Speaking about Dettol's move, Mishra says that while the brand's team may have its reasons to tout 'gentleness', "I would have thought now would be a great time to re-emphasise its position as the last word in protection."
It would reassure Dettol's customers, while giving non-customers a very strong topical reason to consider the brand. "... the ‘protection’ story gets diluted by ‘gentle’ - a ‘strong protector’ will offer greater reassurance against an enemy like COVID-19 than a ‘gentle protector’," he adds.
However, Tarun Singh Chauhan, partner, TSC Consulting, feels it's a smart move. He says that it (the gentleness add-on) gives the customers another reason to use the brand. Chauhan agrees that during the present environment, Dettol fits in naturally, but the brand needs to create something that will help it in the post-COVID era.
Referring to Dettol's No. 1 position, Chauhan says that more people use it now (and will listen to it too). He reiterates the smartness of the move. "How do you retain consumers once the pandemic goes away? Give them a non-pandemic reason to use you."
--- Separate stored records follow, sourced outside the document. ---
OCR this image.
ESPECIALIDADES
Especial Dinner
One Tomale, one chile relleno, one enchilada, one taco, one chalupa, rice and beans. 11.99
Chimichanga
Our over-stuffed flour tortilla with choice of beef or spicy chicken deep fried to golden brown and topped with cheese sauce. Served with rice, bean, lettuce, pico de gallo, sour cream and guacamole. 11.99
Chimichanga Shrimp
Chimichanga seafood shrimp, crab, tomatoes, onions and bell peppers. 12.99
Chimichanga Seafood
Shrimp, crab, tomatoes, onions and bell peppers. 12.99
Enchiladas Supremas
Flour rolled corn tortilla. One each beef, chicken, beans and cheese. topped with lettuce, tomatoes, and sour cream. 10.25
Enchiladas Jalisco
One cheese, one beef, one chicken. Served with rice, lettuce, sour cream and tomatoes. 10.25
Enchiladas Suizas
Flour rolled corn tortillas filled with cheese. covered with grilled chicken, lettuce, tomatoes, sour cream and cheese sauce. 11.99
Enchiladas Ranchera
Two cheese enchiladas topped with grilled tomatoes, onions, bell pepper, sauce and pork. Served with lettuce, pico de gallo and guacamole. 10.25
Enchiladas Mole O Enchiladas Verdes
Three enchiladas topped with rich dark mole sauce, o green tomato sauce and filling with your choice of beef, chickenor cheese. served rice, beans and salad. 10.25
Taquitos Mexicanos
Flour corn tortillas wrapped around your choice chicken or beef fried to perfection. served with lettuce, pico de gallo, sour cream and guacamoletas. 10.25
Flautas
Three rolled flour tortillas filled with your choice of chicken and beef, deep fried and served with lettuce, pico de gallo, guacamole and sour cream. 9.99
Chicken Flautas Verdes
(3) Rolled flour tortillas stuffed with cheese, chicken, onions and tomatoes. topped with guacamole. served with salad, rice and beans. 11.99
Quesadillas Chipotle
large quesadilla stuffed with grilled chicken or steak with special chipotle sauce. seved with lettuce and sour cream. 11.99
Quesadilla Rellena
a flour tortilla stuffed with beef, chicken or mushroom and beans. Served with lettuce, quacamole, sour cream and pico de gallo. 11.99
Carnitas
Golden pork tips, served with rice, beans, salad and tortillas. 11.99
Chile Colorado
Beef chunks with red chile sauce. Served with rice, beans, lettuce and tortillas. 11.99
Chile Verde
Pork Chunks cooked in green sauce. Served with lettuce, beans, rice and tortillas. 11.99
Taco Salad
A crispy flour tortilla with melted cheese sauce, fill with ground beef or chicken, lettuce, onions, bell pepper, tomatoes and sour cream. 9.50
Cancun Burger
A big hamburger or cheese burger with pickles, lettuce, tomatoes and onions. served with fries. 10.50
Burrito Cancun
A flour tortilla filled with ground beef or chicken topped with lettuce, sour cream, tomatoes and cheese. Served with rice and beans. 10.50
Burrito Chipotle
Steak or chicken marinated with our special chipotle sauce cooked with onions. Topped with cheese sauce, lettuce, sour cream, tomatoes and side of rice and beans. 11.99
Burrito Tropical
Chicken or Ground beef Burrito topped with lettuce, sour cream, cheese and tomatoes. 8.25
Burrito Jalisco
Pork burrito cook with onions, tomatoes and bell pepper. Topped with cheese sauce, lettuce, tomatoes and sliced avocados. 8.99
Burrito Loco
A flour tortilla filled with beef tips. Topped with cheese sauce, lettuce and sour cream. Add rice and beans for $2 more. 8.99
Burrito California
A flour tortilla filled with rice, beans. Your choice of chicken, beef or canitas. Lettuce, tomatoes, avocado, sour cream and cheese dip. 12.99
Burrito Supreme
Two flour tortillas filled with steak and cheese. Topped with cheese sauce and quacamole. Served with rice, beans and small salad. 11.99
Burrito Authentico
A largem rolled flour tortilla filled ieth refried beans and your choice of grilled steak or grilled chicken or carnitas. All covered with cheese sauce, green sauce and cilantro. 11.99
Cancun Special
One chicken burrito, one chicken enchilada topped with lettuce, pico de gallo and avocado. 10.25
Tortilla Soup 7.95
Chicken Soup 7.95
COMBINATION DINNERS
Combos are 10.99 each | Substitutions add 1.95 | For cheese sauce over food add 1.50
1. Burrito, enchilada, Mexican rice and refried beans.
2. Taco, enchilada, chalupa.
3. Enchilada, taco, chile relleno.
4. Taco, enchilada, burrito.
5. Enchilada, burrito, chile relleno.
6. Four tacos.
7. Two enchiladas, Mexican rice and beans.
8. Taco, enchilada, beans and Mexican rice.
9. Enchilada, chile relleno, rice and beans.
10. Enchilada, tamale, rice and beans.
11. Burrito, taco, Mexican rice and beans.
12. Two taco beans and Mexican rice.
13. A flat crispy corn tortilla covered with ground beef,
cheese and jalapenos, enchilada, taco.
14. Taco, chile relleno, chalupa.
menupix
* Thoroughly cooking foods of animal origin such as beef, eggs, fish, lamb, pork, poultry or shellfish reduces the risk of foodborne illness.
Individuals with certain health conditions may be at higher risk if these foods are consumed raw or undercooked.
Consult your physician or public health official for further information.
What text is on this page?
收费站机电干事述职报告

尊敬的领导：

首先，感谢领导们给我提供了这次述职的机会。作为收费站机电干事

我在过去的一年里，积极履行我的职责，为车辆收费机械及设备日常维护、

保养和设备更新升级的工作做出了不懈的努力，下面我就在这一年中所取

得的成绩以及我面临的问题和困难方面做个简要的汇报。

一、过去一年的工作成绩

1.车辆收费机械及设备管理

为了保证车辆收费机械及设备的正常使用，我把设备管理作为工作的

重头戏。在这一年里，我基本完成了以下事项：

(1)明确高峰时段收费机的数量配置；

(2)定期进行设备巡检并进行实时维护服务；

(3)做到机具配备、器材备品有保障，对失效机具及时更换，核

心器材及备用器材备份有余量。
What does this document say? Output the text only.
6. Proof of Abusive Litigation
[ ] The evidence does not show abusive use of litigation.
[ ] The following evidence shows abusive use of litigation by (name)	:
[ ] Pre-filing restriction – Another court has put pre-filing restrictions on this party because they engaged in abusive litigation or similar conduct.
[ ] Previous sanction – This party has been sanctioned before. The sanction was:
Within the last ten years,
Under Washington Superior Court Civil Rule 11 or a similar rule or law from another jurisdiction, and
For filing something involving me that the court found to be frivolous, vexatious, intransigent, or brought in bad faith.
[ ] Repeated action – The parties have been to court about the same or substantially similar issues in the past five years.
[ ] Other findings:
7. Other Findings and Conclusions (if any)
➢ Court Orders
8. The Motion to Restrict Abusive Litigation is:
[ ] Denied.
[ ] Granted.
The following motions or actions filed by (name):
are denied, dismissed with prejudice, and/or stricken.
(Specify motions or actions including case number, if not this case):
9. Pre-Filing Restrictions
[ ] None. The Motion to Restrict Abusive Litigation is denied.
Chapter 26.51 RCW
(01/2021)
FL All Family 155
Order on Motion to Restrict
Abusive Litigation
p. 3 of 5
Jasravee Chandra is director - brand building, research and innovation, Master Sun, the consulting brand of Adiva L Pvt. Ltd. (She worked on Lifebuoy soap during her Lowe and Partner Worldwide days.) She says that Dettol is strong on germs and harsh on the skin; a dichotomy that trusted brands with a strong brand property etched in consumers’ mind, face. And only well thought through and researched variants are meant to help the brand straddle this.
But, Chandra feels the ‘best of both worlds’ proposition is not easily convincing to all target consumers because they expect a trade-off. Speaking about the 'Dettol Co-Created With Moms' range, she said it's a clever strategy because gentle on the skin is alluded to the removal of ‘extra’ chemicals, suggested by mothers themselves.
On why Dettol communicated this range at this stage, she said that the Coronavirus brought the customers to the brand... But, Dettol must keep its ears to the ground. Intermittent reiteration of core equity always works best.